Forschung wird doch erst dann wirklich spannend, wenn dank kreativer Eigenleistung wirklich neue Erkenntnisse gewonnen werden. Das setzt eine gewisse Risikobereitschaft voraus. Genau diese Einstellung sollte an der ETH gefördert werden. Ich frage mich nun, wie viel Raum für Risiko vorhanden bleibt, wenn die Dreijahreslimite strikt durchgesetzt wird, sprich nach Ablauf der Zeit der Geldhahn zugedreht wird. Diese Risikoverteilung ist in dem Fall recht einseitig und spornt geradezu zum kreativen Minimalismus an.

Glücklicherweise schätzen viele Professorinnen und Professoren an der ETH kreative Forschung höher ein als garantierte Zeitlimiten. Wenn das Vertrauen da ist, dass die Arbeit auch ausserhalb des Zeitplans zu einem guten Abschluss kommt, oder vielleicht sogar Erkenntnisse zu Tage gefördert werden, die im ursprünglichen Plan nicht vorgesehen waren, dann findet sich meistens noch irgend ein Topf mit Geld. Dieses Vorgehen möchte ich ausdrücklich unterstützen, dann damit wird ein Umfeld geschaffen, in welchem sich Kreativität entfalten kann und nicht Doktorarbeiten am Fliessband produziert werden.


Zur Person

Dass er Informatiker wird, stand für ihn immer fest. Martin Näf, Doktorand am ETH-Computer Graphics Laboratory hantierte schon als Elfjähriger mit einem programmierbaren Taschenrechner, mit 15 entwickelte er kommerzielle Software und verdiente damit sein erstes Geld. Dennoch: Technik in Reinkultur wäre ihm zuwenig. „Ich bin halt zu sehr auch Sinnesmensch“, sagt er. In der Virtual Reality hat er darum sein ideales Tummelfeld gefunden. Für seine Doktorarbeit hat Martin Näf die die Softwareschnittstelle zur Applikation von „The blue-c“ entwickelt, dem grossen ETH-Projekt, das den Weg zur Telekonferenz der nächsten Generation aufzeigt. Mit „blue-c“ kann man dereinst in Zürich eine Person auch dann dreidimensional begrüssen, wenn diese sich in Santa Barbara aufhält.
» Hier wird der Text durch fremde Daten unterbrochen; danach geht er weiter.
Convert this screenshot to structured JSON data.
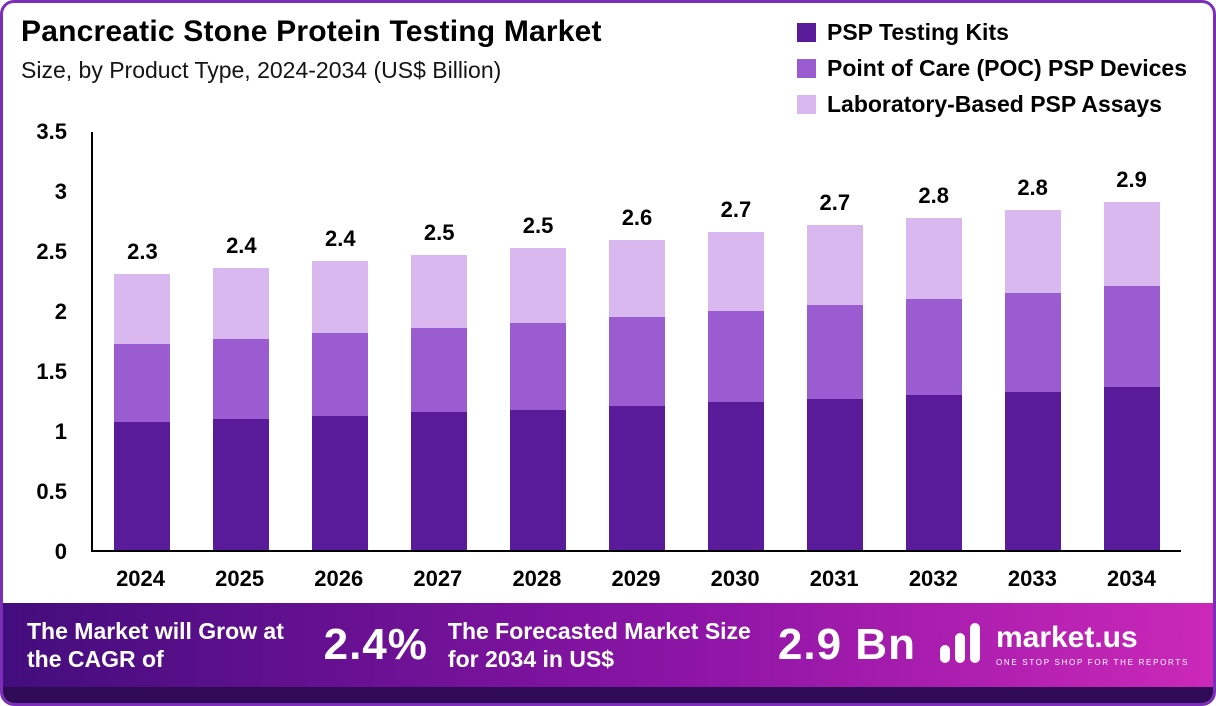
{
  "header": {
    "title": "Pancreatic Stone Protein Testing Market",
    "subtitle": "Size, by Product Type, 2024-2034 (US$ Billion)"
  },
  "chart_data": {
    "type": "bar",
    "stacked": true,
    "title": "Pancreatic Stone Protein Testing Market",
    "subtitle": "Size, by Product Type, 2024-2034 (US$ Billion)",
    "unit": "US$ Billion",
    "categories": [
      "2024",
      "2025",
      "2026",
      "2027",
      "2028",
      "2029",
      "2030",
      "2031",
      "2032",
      "2033",
      "2034"
    ],
    "series": [
      {
        "name": "PSP Testing Kits",
        "color": "#5a1b9a",
        "values": [
          1.07,
          1.09,
          1.12,
          1.15,
          1.17,
          1.2,
          1.23,
          1.26,
          1.29,
          1.32,
          1.36
        ]
      },
      {
        "name": "Point of Care (POC) PSP Devices",
        "color": "#9a5cd0",
        "values": [
          0.65,
          0.67,
          0.69,
          0.7,
          0.72,
          0.74,
          0.76,
          0.78,
          0.8,
          0.82,
          0.84
        ]
      },
      {
        "name": "Laboratory-Based PSP Assays",
        "color": "#d9b8f0",
        "values": [
          0.58,
          0.59,
          0.6,
          0.61,
          0.63,
          0.64,
          0.66,
          0.67,
          0.68,
          0.69,
          0.7
        ]
      }
    ],
    "total_labels": [
      "2.3",
      "2.4",
      "2.4",
      "2.5",
      "2.5",
      "2.6",
      "2.7",
      "2.7",
      "2.8",
      "2.8",
      "2.9"
    ],
    "ylim": [
      0,
      3.5
    ],
    "ytick_labels": [
      "0",
      "0.5",
      "1",
      "1.5",
      "2",
      "2.5",
      "3",
      "3.5"
    ],
    "grid": false,
    "legend_position": "top-right",
    "xlabel": "",
    "ylabel": ""
  },
  "footer": {
    "cagr_label": "The Market will Grow at the CAGR of",
    "cagr_value": "2.4%",
    "forecast_label": "The Forecasted Market Size for 2034 in US$",
    "forecast_value": "2.9 Bn",
    "brand": {
      "name": "market.us",
      "tagline": "ONE STOP SHOP FOR THE REPORTS"
    }
  },
  "colors": {
    "frame_border": "#7b2fb8",
    "series_dark": "#5a1b9a",
    "series_mid": "#9a5cd0",
    "series_light": "#d9b8f0",
    "banner_gradient_start": "#430d7d",
    "banner_gradient_end": "#cb28b8",
    "bottom_strip": "#2e0a57",
    "axis": "#000000",
    "text": "#000000",
    "banner_text": "#ffffff"
  }
}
Leidenschaftlich betreibt Martin Näf sein Hobby, die elektronische Musik. Im hochgerüsteten Heimstudio produziert er Ambient-Klänge von beeindruckender Qualität. Im Frühjahr 2004 beginnt für ihn ein neuer Lebensabschnitt: dann wird er 30, und etwa gleichzeitig sollte seine Diss fertig sein. Nach neun Jahren ETH und viel Engagement für Gremien wie die AVETH, den SSD und die Unterrichtskommission des Departements Informatik hat Martin Näf nun einen Postdoc in fernen Landen im Visier.